To make sure her deaf/HOH audiences can feel her songs, she makes sure to “add more bass, guitar, and violin in unique patterns.” She also incorporates “higher pitch sounds with like chimes, bells, and piccolo,” because, she says, they’re easier to feel. “But it’s less about the kind of instrument and more about how I arrange the pattern of the song. Everything I do is to create an atmosphere, a sensation, to make my music a multi-sensory experience.”

She says that working alongside the judges–pop stars Joe Jonas and Becky G, and choreographer Sean Bankhead – has helped expand her artistry. “Joe was really more about the vocal quality and the timber and Becky was really about the passion of [the song] and being convinced this was something you believed in,” she says. “And what was really great about [our choreographer] Sean is that obviously he’s a choreographer to the stars – Lil Nas X, Normani – but he didn’t only focus on choreo, he focused on stage presence, he focused on the overall message of the song.
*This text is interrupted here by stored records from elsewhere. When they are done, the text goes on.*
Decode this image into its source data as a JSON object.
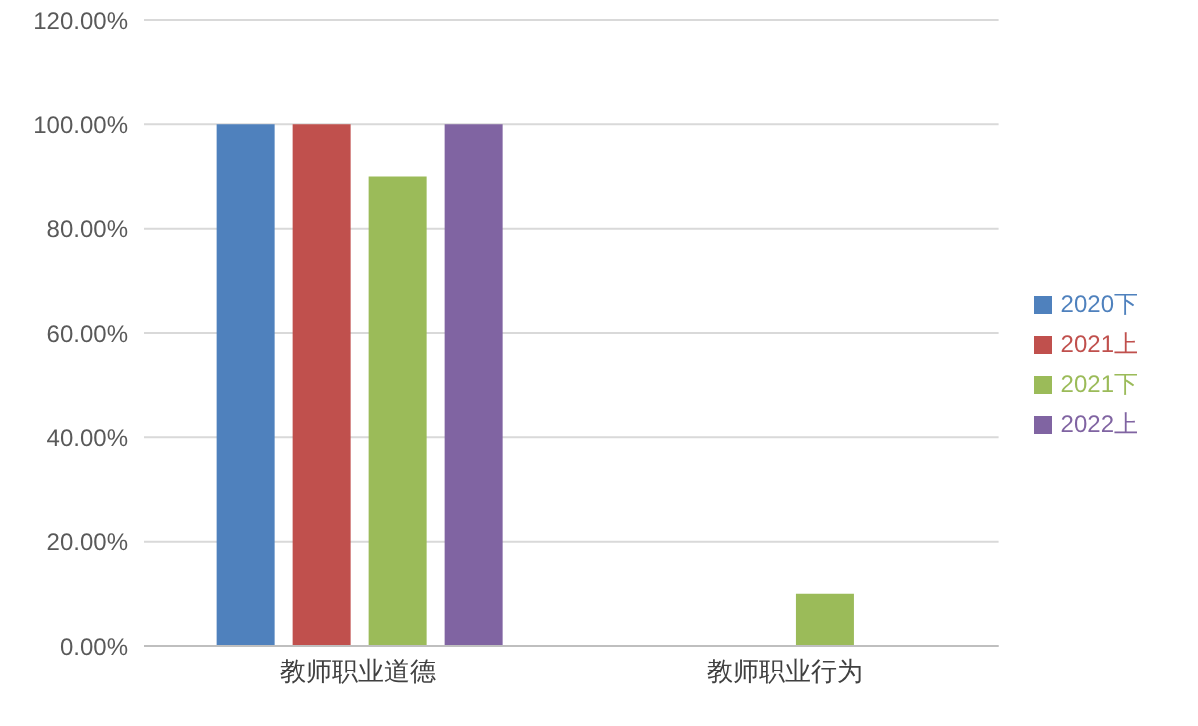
{
  "chart_data": {
    "type": "bar",
    "categories": [
      "教师职业道德",
      "教师职业行为"
    ],
    "series": [
      {
        "name": "2020下",
        "color": "#4f81bd",
        "values": [
          100,
          0
        ]
      },
      {
        "name": "2021上",
        "color": "#c0504d",
        "values": [
          100,
          0
        ]
      },
      {
        "name": "2021下",
        "color": "#9bbb59",
        "values": [
          90,
          10
        ]
      },
      {
        "name": "2022上",
        "color": "#8064a2",
        "values": [
          100,
          0
        ]
      }
    ],
    "ylim": [
      0,
      120
    ],
    "yticks": [
      {
        "value": 0,
        "label": "0.00%"
      },
      {
        "value": 20,
        "label": "20.00%"
      },
      {
        "value": 40,
        "label": "40.00%"
      },
      {
        "value": 60,
        "label": "60.00%"
      },
      {
        "value": 80,
        "label": "80.00%"
      },
      {
        "value": 100,
        "label": "100.00%"
      },
      {
        "value": 120,
        "label": "120.00%"
      }
    ],
    "grid": "y",
    "legend": "right"
  }
}
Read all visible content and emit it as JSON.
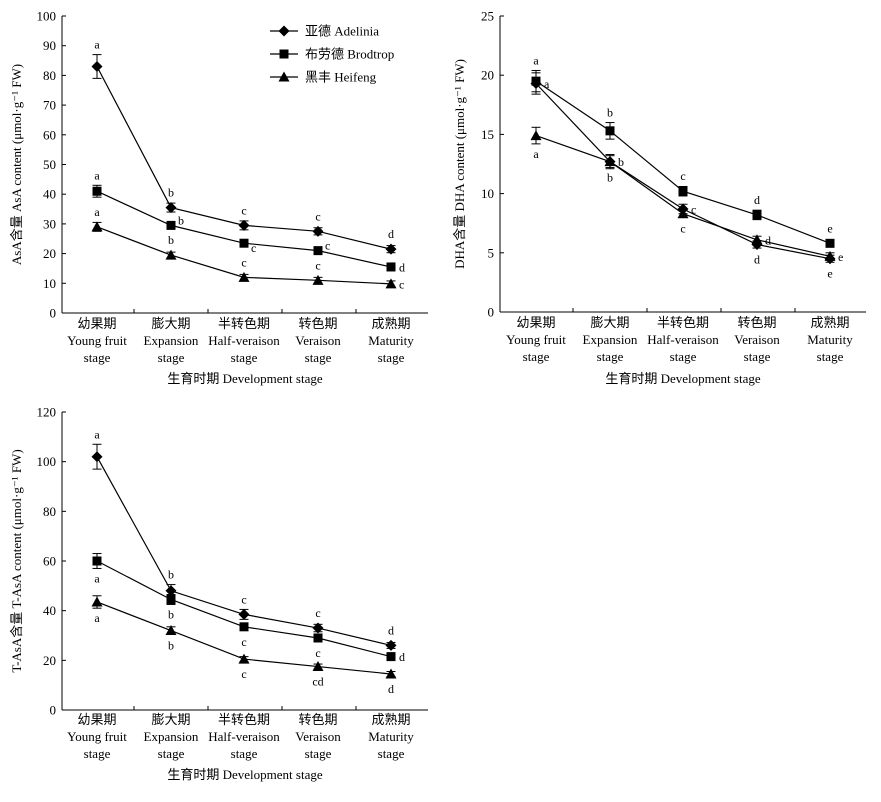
{
  "legend": {
    "items": [
      {
        "name": "亚德 Adelinia",
        "marker": "diamond"
      },
      {
        "name": "布劳德 Brodtrop",
        "marker": "square"
      },
      {
        "name": "黑丰 Heifeng",
        "marker": "triangle"
      }
    ]
  },
  "chart_data": [
    {
      "type": "line",
      "ylabel": "AsA含量 AsA content (μmol·g⁻¹ FW)",
      "xlabel": "生育时期 Development stage",
      "categories": [
        [
          "幼果期",
          "Young fruit",
          "stage"
        ],
        [
          "膨大期",
          "Expansion",
          "stage"
        ],
        [
          "半转色期",
          "Half-veraison",
          "stage"
        ],
        [
          "转色期",
          "Veraison",
          "stage"
        ],
        [
          "成熟期",
          "Maturity",
          "stage"
        ]
      ],
      "ylim": [
        0,
        100
      ],
      "yticks": [
        0,
        10,
        20,
        30,
        40,
        50,
        60,
        70,
        80,
        90,
        100
      ],
      "legend_position": "top-right",
      "series": [
        {
          "name": "亚德 Adelinia",
          "marker": "diamond",
          "values": [
            83,
            35.5,
            29.5,
            27.5,
            21.5
          ],
          "errors": [
            4,
            1.5,
            1.5,
            1.2,
            1.2
          ],
          "letters": [
            "a",
            "b",
            "c",
            "c",
            "d"
          ],
          "letter_pos": [
            "above",
            "above",
            "above",
            "above",
            "above"
          ]
        },
        {
          "name": "布劳德 Brodtrop",
          "marker": "square",
          "values": [
            41,
            29.5,
            23.5,
            21,
            15.5
          ],
          "errors": [
            2,
            1.2,
            1,
            1,
            1
          ],
          "letters": [
            "a",
            "b",
            "c",
            "c",
            "d"
          ],
          "letter_pos": [
            "above",
            "right-up",
            "right-down",
            "right-up",
            "right"
          ]
        },
        {
          "name": "黑丰 Heifeng",
          "marker": "triangle",
          "values": [
            29,
            19.5,
            12,
            11,
            9.8
          ],
          "errors": [
            1.5,
            1,
            1,
            1,
            1
          ],
          "letters": [
            "a",
            "b",
            "c",
            "c",
            "c"
          ],
          "letter_pos": [
            "above",
            "above",
            "above",
            "above",
            "right"
          ]
        }
      ]
    },
    {
      "type": "line",
      "ylabel": "DHA含量 DHA content (μmol·g⁻¹ FW)",
      "xlabel": "生育时期 Development stage",
      "categories": [
        [
          "幼果期",
          "Young fruit",
          "stage"
        ],
        [
          "膨大期",
          "Expansion",
          "stage"
        ],
        [
          "半转色期",
          "Half-veraison",
          "stage"
        ],
        [
          "转色期",
          "Veraison",
          "stage"
        ],
        [
          "成熟期",
          "Maturity",
          "stage"
        ]
      ],
      "ylim": [
        0,
        25
      ],
      "yticks": [
        0,
        5,
        10,
        15,
        20,
        25
      ],
      "series": [
        {
          "name": "亚德 Adelinia",
          "marker": "diamond",
          "values": [
            19.3,
            12.7,
            8.7,
            5.7,
            4.5
          ],
          "errors": [
            0.9,
            0.5,
            0.4,
            0.3,
            0.3
          ],
          "letters": [
            "a",
            "b",
            "c",
            "d",
            "e"
          ],
          "letter_pos": [
            "right",
            "below",
            "right",
            "below",
            "below"
          ]
        },
        {
          "name": "布劳德 Brodtrop",
          "marker": "square",
          "values": [
            19.5,
            15.3,
            10.2,
            8.2,
            5.8
          ],
          "errors": [
            0.9,
            0.7,
            0.4,
            0.4,
            0.3
          ],
          "letters": [
            "a",
            "b",
            "c",
            "d",
            "e"
          ],
          "letter_pos": [
            "above",
            "above",
            "above",
            "above",
            "above"
          ]
        },
        {
          "name": "黑丰 Heifeng",
          "marker": "triangle",
          "values": [
            14.9,
            12.7,
            8.3,
            6.1,
            4.7
          ],
          "errors": [
            0.7,
            0.6,
            0.3,
            0.3,
            0.3
          ],
          "letters": [
            "a",
            "b",
            "c",
            "d",
            "e"
          ],
          "letter_pos": [
            "below",
            "right",
            "below",
            "right",
            "right"
          ]
        }
      ]
    },
    {
      "type": "line",
      "ylabel": "T-AsA含量 T-AsA content (μmol·g⁻¹ FW)",
      "xlabel": "生育时期 Development stage",
      "categories": [
        [
          "幼果期",
          "Young fruit",
          "stage"
        ],
        [
          "膨大期",
          "Expansion",
          "stage"
        ],
        [
          "半转色期",
          "Half-veraison",
          "stage"
        ],
        [
          "转色期",
          "Veraison",
          "stage"
        ],
        [
          "成熟期",
          "Maturity",
          "stage"
        ]
      ],
      "ylim": [
        0,
        120
      ],
      "yticks": [
        0,
        20,
        40,
        60,
        80,
        100,
        120
      ],
      "series": [
        {
          "name": "亚德 Adelinia",
          "marker": "diamond",
          "values": [
            102,
            48,
            38.5,
            33,
            26
          ],
          "errors": [
            5,
            2.5,
            2,
            1.5,
            1.2
          ],
          "letters": [
            "a",
            "b",
            "c",
            "c",
            "d"
          ],
          "letter_pos": [
            "above",
            "above",
            "above",
            "above",
            "above"
          ]
        },
        {
          "name": "布劳德 Brodtrop",
          "marker": "square",
          "values": [
            60,
            44.5,
            33.5,
            29,
            21.5
          ],
          "errors": [
            3,
            2,
            1.5,
            1.5,
            1.2
          ],
          "letters": [
            "a",
            "b",
            "c",
            "c",
            "d"
          ],
          "letter_pos": [
            "below",
            "below",
            "below",
            "below",
            "right"
          ]
        },
        {
          "name": "黑丰 Heifeng",
          "marker": "triangle",
          "values": [
            43.5,
            32,
            20.5,
            17.5,
            14.5
          ],
          "errors": [
            2.5,
            1.5,
            1,
            1,
            1
          ],
          "letters": [
            "a",
            "b",
            "c",
            "cd",
            "d"
          ],
          "letter_pos": [
            "below",
            "below",
            "below",
            "below",
            "below"
          ]
        }
      ]
    }
  ]
}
And I think all those critiques week to week helped us hone in on what we wanted to be saying with our next song.”

As her star rises, it’s been both her Muslim faith and her friends, whom she calls “The Glasses Gang” (“because none of us can see!”), that continue to ground her. “The Muslim and the Muslima community have really gone hard [supporting me] and all these people have come together and I truly appreciate them,” Amira says. “I have just been flooded with DMs and emails and texts from [young muslim kids] people who have just been so inspired,” she says. “People who have said they have never seen anything like this, that I embody a lot of the style that they wanted to see and that the message hit them, which is really the most important thing to me.”

A Black woman wears a long, salmon pink hijab, black outfit and pink boots, smiling down at the camera with her arm outstretched to it.

Amira Unplugged

Amira Unplugged / MTV

Throughout the show’s production, she was able to continue to uphold her faith practices with the help of the crew, such as making sure her food was halal, having time to pray, dressing modestly, and working with female choreographers. “If people can accept this, can learn, and can grow, and bring more people into the fold of this industry, then I’m making a real difference,” she says.

Though she didn’t win the competition, this is only the beginning for Amira. Whether it’s on Becoming a Popstar or her videos online, Amira has made it clear she has no plans on going anywhere but up. “I’m so excited that I’ve gotten this opportunity because this is really, truly what I think I’m meant to do.”